Арий только нахмурился. Вставать, идти, отодвигать замок. Зачем всё это?
– Ну что мне, ломать её, что ли?
Синдибум пожал плечами и прошептал:
– Делай что хочешь.
– Я не шучу, – не сдавалась Мара. – Потом придётся новую ставить.
Отец на картине недовольно надул щёки, хотя это была всего лишь игра тени и пробивающегося через занавешенное окно света. Арий заставил себя разогнуться и спустил на пол затекшие ноги. Двигаться совсем не хотелось, но он все-таки выбрался в коридор и открыл замок.
– Сразу бы так, – фыркнула она, распахивая дверь. – Ты чего это тут удумал?
Он не ответил, только нахохлился и побрёл обратно в кабинет.
– Тебя что околдовали, что ли? – удивилась Мара.
– Разговариваешь, как Хвыщ, что ли, – буркнул Синдибум.
– Вот оно что! Значит, не нравится, как я разговариваю, могу и по-другому. Тебя все ищут себялюб несчастный, а ты тут прячешься. Не стыдно? Налёт гарпий был. Бабушка чуть с ума не сошла, думала тебя утащили.
– Да лучше бы и утащили, – пробормотал он, снова устраиваясь в кресле.
– Что случилось то?
Мара встала напротив и, чуть склонив голову, с тревогой рассматривала его несчастное лицо.
Он нехотя потёр гладкую макушку.
– Теперь так будет всегда.
– Как?
– Вот так, – наклоняя голову вперёд, рыкнул Арий. – Никогда не вырастут.
– Почему? – обходя стол, переспросила Мара, и, обхватив его голову, притянула к груди. – Ты из-за этого… Да это же ерунда!
– Абсолютная, – тяжело вздохнул он, зажмурившись.
– Да ладно, мы чего-нибудь придумаем…
– Сегодня даже первый маг смотрел, – оборвал её Синдибум. – Сказал насовсем.

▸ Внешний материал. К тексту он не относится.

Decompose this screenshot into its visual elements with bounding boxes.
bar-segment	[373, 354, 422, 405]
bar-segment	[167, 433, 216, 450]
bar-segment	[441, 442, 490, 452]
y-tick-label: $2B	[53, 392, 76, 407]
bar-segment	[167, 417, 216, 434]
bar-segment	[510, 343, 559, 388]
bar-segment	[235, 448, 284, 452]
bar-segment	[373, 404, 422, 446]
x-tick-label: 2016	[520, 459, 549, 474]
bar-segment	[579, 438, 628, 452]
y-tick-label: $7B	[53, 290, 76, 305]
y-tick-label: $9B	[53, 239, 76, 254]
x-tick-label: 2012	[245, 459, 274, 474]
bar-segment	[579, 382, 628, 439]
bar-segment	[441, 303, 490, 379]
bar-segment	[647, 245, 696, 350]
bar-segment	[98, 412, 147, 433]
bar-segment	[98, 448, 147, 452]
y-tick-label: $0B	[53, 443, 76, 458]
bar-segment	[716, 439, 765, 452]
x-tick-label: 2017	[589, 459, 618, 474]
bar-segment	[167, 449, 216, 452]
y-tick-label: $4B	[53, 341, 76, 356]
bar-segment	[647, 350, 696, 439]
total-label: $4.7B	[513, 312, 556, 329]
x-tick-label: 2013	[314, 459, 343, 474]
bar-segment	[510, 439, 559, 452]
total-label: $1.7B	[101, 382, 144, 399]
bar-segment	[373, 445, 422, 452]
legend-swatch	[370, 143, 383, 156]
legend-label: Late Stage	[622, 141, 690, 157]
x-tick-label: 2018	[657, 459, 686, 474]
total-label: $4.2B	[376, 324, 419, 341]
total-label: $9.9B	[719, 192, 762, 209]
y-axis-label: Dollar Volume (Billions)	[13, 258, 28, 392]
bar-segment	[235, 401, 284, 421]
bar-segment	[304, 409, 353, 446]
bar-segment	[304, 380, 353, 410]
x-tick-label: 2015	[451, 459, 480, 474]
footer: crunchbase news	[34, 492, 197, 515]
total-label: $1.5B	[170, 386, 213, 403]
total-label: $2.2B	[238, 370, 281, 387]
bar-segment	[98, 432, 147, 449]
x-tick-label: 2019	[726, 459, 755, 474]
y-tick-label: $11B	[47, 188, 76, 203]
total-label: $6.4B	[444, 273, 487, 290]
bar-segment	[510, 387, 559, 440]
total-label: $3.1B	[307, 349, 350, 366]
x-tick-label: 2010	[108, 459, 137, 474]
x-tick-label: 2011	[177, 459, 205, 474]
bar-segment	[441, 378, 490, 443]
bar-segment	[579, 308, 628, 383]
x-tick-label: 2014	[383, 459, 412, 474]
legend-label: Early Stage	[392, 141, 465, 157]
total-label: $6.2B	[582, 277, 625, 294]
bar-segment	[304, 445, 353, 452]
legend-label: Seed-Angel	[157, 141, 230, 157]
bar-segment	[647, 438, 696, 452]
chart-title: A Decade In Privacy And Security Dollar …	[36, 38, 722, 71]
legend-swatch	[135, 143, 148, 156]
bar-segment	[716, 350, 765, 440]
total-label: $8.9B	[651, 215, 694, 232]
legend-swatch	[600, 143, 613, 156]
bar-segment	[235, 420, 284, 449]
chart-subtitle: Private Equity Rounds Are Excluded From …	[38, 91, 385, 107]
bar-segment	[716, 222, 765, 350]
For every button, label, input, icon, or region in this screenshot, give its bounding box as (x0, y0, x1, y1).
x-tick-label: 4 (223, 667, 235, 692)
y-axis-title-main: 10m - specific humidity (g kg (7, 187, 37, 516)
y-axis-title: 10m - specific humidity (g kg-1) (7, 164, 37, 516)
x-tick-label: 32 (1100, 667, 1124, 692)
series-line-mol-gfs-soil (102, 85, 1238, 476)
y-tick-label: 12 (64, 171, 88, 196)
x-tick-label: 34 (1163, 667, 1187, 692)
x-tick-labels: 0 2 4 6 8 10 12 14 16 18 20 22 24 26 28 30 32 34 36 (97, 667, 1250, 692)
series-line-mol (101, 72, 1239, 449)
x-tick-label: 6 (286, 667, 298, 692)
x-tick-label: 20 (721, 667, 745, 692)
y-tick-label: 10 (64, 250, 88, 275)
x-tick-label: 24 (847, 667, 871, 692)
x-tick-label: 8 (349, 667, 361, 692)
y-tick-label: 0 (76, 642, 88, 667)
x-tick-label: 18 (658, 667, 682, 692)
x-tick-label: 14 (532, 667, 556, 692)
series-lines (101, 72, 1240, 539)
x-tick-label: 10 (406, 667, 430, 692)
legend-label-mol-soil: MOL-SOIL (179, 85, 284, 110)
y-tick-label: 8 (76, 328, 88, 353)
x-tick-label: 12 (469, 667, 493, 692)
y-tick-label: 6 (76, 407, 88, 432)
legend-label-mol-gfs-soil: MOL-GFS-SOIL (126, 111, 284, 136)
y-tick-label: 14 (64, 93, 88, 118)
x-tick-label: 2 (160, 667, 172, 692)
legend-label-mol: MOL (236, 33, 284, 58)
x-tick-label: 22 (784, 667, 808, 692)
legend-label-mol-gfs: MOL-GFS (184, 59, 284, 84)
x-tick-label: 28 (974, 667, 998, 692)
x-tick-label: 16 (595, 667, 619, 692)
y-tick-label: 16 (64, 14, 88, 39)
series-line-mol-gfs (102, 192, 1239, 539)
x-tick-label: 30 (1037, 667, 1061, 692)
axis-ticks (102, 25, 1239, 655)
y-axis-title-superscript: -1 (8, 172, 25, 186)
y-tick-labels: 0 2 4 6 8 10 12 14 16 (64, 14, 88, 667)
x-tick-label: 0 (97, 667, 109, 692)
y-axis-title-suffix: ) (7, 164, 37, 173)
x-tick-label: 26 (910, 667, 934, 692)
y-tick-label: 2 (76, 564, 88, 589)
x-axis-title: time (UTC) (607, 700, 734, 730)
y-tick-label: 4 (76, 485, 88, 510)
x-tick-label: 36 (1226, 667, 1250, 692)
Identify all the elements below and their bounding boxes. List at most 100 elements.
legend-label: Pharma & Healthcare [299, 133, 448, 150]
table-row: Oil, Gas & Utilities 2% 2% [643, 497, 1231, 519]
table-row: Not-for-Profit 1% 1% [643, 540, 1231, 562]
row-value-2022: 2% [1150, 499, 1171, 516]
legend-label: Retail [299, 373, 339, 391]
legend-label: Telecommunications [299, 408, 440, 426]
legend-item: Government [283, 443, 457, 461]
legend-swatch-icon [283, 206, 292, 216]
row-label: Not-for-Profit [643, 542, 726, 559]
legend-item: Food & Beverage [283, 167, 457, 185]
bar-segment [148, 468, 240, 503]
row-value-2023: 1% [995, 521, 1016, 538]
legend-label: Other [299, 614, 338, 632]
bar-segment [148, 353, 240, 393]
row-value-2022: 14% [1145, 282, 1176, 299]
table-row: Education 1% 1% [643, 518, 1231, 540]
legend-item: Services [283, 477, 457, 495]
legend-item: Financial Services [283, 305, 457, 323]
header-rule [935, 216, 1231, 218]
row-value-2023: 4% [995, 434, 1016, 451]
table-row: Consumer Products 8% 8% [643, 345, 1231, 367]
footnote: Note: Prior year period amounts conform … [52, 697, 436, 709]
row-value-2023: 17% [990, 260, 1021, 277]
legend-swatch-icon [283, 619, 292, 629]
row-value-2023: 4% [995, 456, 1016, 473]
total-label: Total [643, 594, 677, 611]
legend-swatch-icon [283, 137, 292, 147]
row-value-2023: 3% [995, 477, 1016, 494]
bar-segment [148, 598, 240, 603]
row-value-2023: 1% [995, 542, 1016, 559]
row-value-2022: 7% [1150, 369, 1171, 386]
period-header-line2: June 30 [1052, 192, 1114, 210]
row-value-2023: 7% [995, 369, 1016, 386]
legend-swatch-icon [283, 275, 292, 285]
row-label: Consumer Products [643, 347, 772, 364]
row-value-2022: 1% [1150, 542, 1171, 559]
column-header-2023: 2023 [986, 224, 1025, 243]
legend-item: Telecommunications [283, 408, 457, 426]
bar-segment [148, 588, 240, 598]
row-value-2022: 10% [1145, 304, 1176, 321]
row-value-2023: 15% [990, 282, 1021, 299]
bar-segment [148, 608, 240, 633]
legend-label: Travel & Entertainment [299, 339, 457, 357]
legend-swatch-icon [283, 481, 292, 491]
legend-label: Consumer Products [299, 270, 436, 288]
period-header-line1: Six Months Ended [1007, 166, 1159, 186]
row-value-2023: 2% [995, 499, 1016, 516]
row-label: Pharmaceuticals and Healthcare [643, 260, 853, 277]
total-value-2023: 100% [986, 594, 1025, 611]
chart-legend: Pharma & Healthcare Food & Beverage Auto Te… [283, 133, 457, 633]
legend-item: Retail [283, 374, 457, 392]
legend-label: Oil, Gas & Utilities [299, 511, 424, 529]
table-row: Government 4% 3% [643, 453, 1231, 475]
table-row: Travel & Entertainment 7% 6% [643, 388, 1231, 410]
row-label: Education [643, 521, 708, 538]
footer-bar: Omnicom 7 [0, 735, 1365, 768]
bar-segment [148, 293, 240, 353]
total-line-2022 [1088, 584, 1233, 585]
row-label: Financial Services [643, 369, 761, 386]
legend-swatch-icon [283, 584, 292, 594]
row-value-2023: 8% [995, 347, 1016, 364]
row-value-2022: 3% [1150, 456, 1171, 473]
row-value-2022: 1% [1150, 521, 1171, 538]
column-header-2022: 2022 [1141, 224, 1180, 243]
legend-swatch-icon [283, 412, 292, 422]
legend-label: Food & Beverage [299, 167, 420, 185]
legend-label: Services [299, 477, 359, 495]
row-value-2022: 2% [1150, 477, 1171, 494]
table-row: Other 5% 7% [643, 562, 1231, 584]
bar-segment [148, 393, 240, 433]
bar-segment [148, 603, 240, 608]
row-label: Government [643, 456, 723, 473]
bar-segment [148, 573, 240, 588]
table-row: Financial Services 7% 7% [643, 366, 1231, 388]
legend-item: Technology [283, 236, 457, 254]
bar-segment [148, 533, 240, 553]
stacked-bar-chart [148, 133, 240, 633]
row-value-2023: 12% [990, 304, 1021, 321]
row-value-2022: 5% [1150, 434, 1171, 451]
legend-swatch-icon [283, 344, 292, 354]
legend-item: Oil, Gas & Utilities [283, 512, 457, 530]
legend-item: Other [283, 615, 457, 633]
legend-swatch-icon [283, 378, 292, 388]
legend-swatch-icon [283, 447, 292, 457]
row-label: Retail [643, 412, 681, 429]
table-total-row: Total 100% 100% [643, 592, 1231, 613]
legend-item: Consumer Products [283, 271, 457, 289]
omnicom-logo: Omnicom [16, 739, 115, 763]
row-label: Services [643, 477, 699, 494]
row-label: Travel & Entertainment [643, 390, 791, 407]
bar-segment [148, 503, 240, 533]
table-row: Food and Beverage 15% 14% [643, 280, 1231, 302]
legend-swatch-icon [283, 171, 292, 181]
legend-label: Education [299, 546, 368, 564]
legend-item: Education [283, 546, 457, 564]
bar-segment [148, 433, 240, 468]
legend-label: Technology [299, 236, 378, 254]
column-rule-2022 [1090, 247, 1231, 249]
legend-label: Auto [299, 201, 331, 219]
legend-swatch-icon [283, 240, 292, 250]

Будет мне уроком на всю жизнь.
– Может они нарочно?
Он покачал головой.
– Нет! Сами удивились. Говорят, редко такое бывает. Так что я почти уникальный.
Мара взяла его лицо в ладони и наклонилась.
– Ты мне и с лысиной нравишься, какая разница.
Арий смотрел в пол, словно боялся поднять глаза и увидеть, что она врёт.
– Я себе таким не нравлюсь, – с трудом выговорил он.
– Что за ерунда! Ты же всегда был выше всей этой ерунды. Ты же сам…
– Я не железный.
– Конечно, нет. Ты такой, каким должен быть. Какой мне нравится…
– Лысый?
– Ну и что, я всё равно тебя люблю.
Её слова, подкреплённые поцелуем, грели через время и расстояние. Их не могла скрыть ни тьма Злыстной ночи, ни блеск солнечной Благости.